Mas os bons frutos vieram após muita dedicação de Maristela em levar seu desejo adiante: “Eu não tinha noção do que era tocar um veículo independente, mas não só o jornalismo digital com as suas características mas fundamentalmente gerir um negócio. Eu não tinha formação para gerir um negócio e precisei aprender na prática, teve alguns momentos de formação dos cursos da Abraji (Associação Brasileira de Jornalismo Investigativo), na formação da Ajor (Associação de Jornalismo Digital)…”. A rede de apoio não para por aí, alguns veículos independentes mais experientes também ajudaram na causa. “Fiz uma formação com a Elayne, do Alma Preta Jornalismo, gestão de veículos digitais, e tudo isso foi ajudando nesse processo de construção”.
Iniciativas assim fazem o jornalismo chegar em lugares que a mídia convencional dificilmente chegaria, contar histórias que passariam despercebidas, mas que fazem toda a diferença no ambiente, permite ao jornalista contar narrativas de formas únicas.

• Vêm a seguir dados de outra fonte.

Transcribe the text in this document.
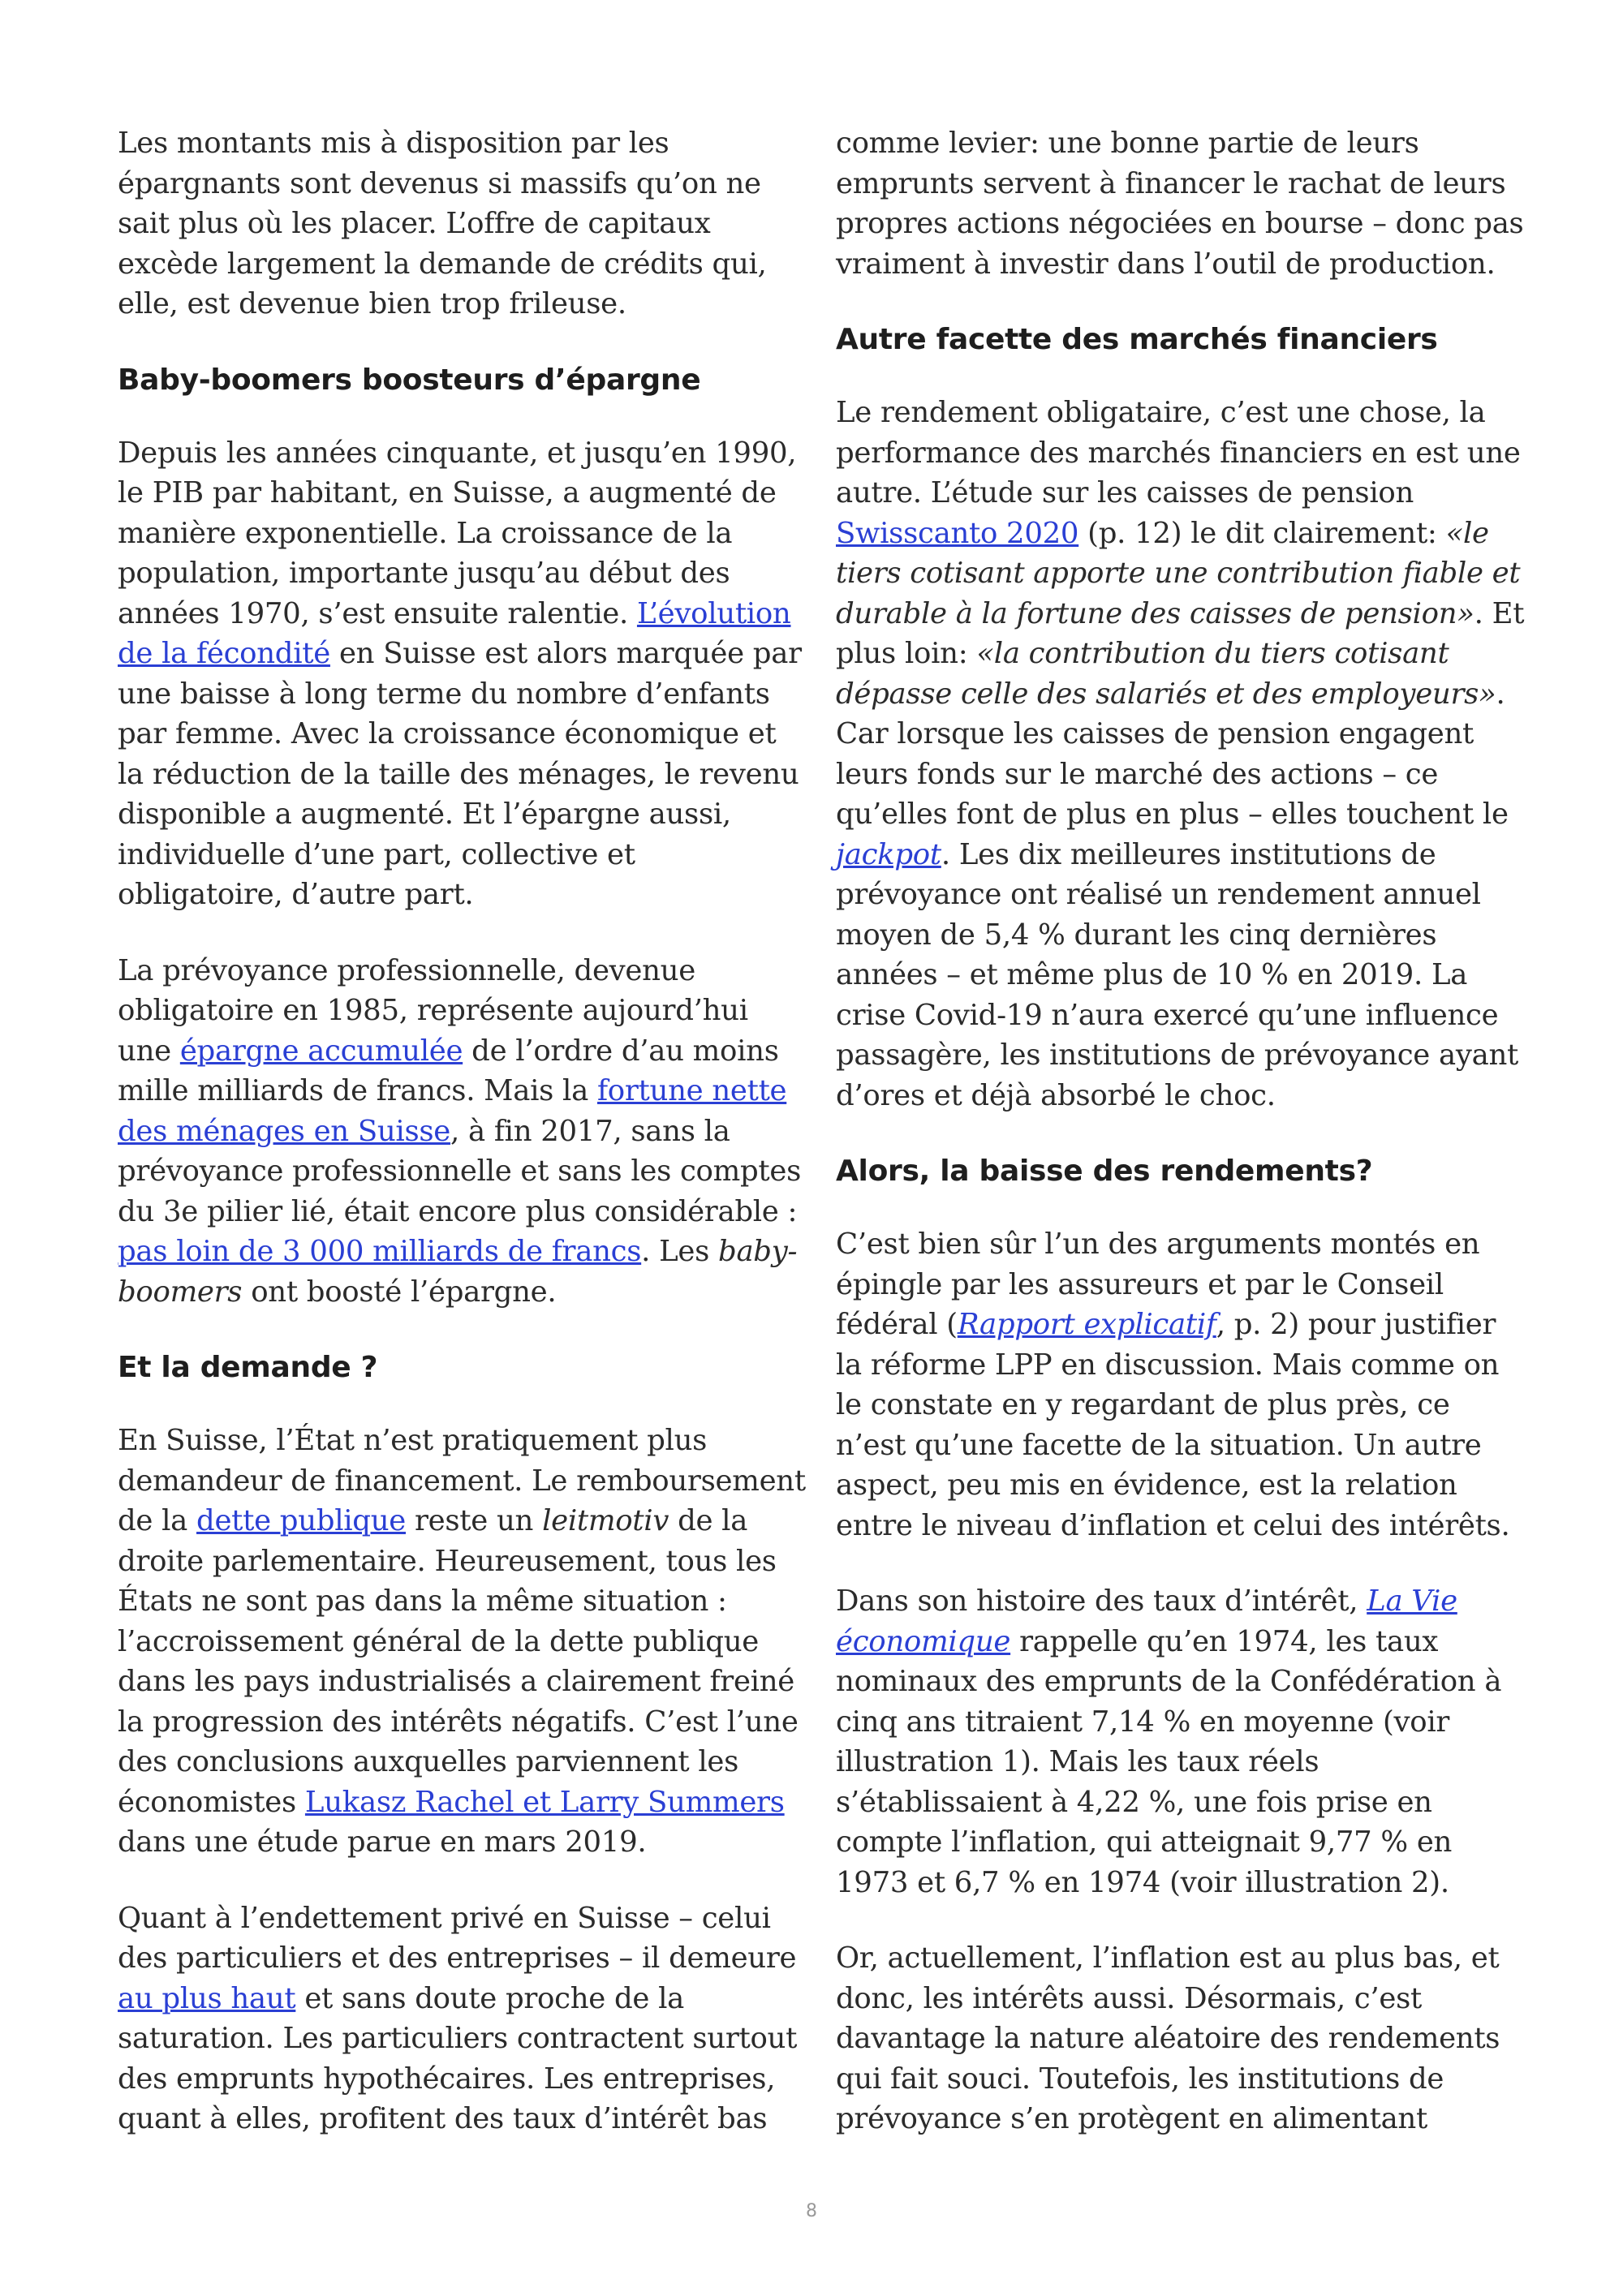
Les montants mis à disposition par les épargnants sont devenus si massifs qu’on ne sait plus où les placer. L’offre de capitaux excède largement la demande de crédits qui, elle, est devenue bien trop frileuse.

Baby-boomers boosteurs d’épargne

Depuis les années cinquante, et jusqu’en 1990, le PIB par habitant, en Suisse, a augmenté de manière exponentielle. La croissance de la population, importante jusqu’au début des années 1970, s’est ensuite ralentie. L’évolution de la fécondité en Suisse est alors marquée par une baisse à long terme du nombre d’enfants par femme. Avec la croissance économique et la réduction de la taille des ménages, le revenu disponible a augmenté. Et l’épargne aussi, individuelle d’une part, collective et obligatoire, d’autre part.

La prévoyance professionnelle, devenue obligatoire en 1985, représente aujourd’hui une épargne accumulée de l’ordre d’au moins mille milliards de francs. Mais la fortune nette des ménages en Suisse, à fin 2017, sans la prévoyance professionnelle et sans les comptes du 3e pilier lié, était encore plus considérable : pas loin de 3 000 milliards de francs. Les baby-boomers ont boosté l’épargne.

Et la demande ?

En Suisse, l’État n’est pratiquement plus demandeur de financement. Le remboursement de la dette publique reste un leitmotiv de la droite parlementaire. Heureusement, tous les États ne sont pas dans la même situation : l’accroissement général de la dette publique dans les pays industrialisés a clairement freiné la progression des intérêts négatifs. C’est l’une des conclusions auxquelles parviennent les économistes Lukasz Rachel et Larry Summers dans une étude parue en mars 2019.

Quant à l’endettement privé en Suisse – celui des particuliers et des entreprises – il demeure au plus haut et sans doute proche de la saturation. Les particuliers contractent surtout des emprunts hypothécaires. Les entreprises, quant à elles, profitent des taux d’intérêt bas

comme levier: une bonne partie de leurs emprunts servent à financer le rachat de leurs propres actions négociées en bourse – donc pas vraiment à investir dans l’outil de production.

Autre facette des marchés financiers

Le rendement obligataire, c’est une chose, la performance des marchés financiers en est une autre. L’étude sur les caisses de pension Swisscanto 2020 (p. 12) le dit clairement: «le tiers cotisant apporte une contribution fiable et durable à la fortune des caisses de pension». Et plus loin: «la contribution du tiers cotisant dépasse celle des salariés et des employeurs». Car lorsque les caisses de pension engagent leurs fonds sur le marché des actions – ce qu’elles font de plus en plus – elles touchent le jackpot. Les dix meilleures institutions de prévoyance ont réalisé un rendement annuel moyen de 5,4 % durant les cinq dernières années – et même plus de 10 % en 2019. La crise Covid-19 n’aura exercé qu’une influence passagère, les institutions de prévoyance ayant d’ores et déjà absorbé le choc.

Alors, la baisse des rendements?

C’est bien sûr l’un des arguments montés en épingle par les assureurs et par le Conseil fédéral (Rapport explicatif, p. 2) pour justifier la réforme LPP en discussion. Mais comme on le constate en y regardant de plus près, ce n’est qu’une facette de la situation. Un autre aspect, peu mis en évidence, est la relation entre le niveau d’inflation et celui des intérêts.

Dans son histoire des taux d’intérêt, La Vie économique rappelle qu’en 1974, les taux nominaux des emprunts de la Confédération à cinq ans titraient 7,14 % en moyenne (voir illustration 1). Mais les taux réels s’établissaient à 4,22 %, une fois prise en compte l’inflation, qui atteignait 9,77 % en 1973 et 6,7 % en 1974 (voir illustration 2).

Or, actuellement, l’inflation est au plus bas, et donc, les intérêts aussi. Désormais, c’est davantage la nature aléatoire des rendements qui fait souci. Toutefois, les institutions de prévoyance s’en protègent en alimentant

8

A Caravana Nordeste Potência, realizada em 2022 é um desses trabalhos que ela relembra com orgulho: “Nós percorremos uma extensão nordestina do Rio São Francisco, desde a Foz, Sergipe até o médio São Francisco, entre Juazeiro e Petrolina, Pernambuco e Bahia. A gente pôde mostrar vários aspectos de como a gente pode ter uma economia regenerativa da região do São Francisco, a gente fez isso a partir de cooperativas de agricultura familiar, agroecológica. Nós visitamos também três etnias indígenas da região e vimos as práticas socioambientais desses territórios, podemos mostrar uma cooperativa de crédito de carbono na Caatinga e outras coisas”.
A atuação de Maristela hoje ultrapassa as reportagens. Ela representa e fortalece redes, articula novas iniciativas e forma novas gerações de comunicadores. Sua presidência na Rede Brasileira de Jornalismo Ambiental é também reflexo de um compromisso com a transformação do jornalismo, tornando-o mais plural, mais conectado com a realidade das pessoas e mais atento aos desafios do nosso tempo.
Texto produzido em Julho de 2025 para a disciplina de Jornalismo Independente e Alternativo.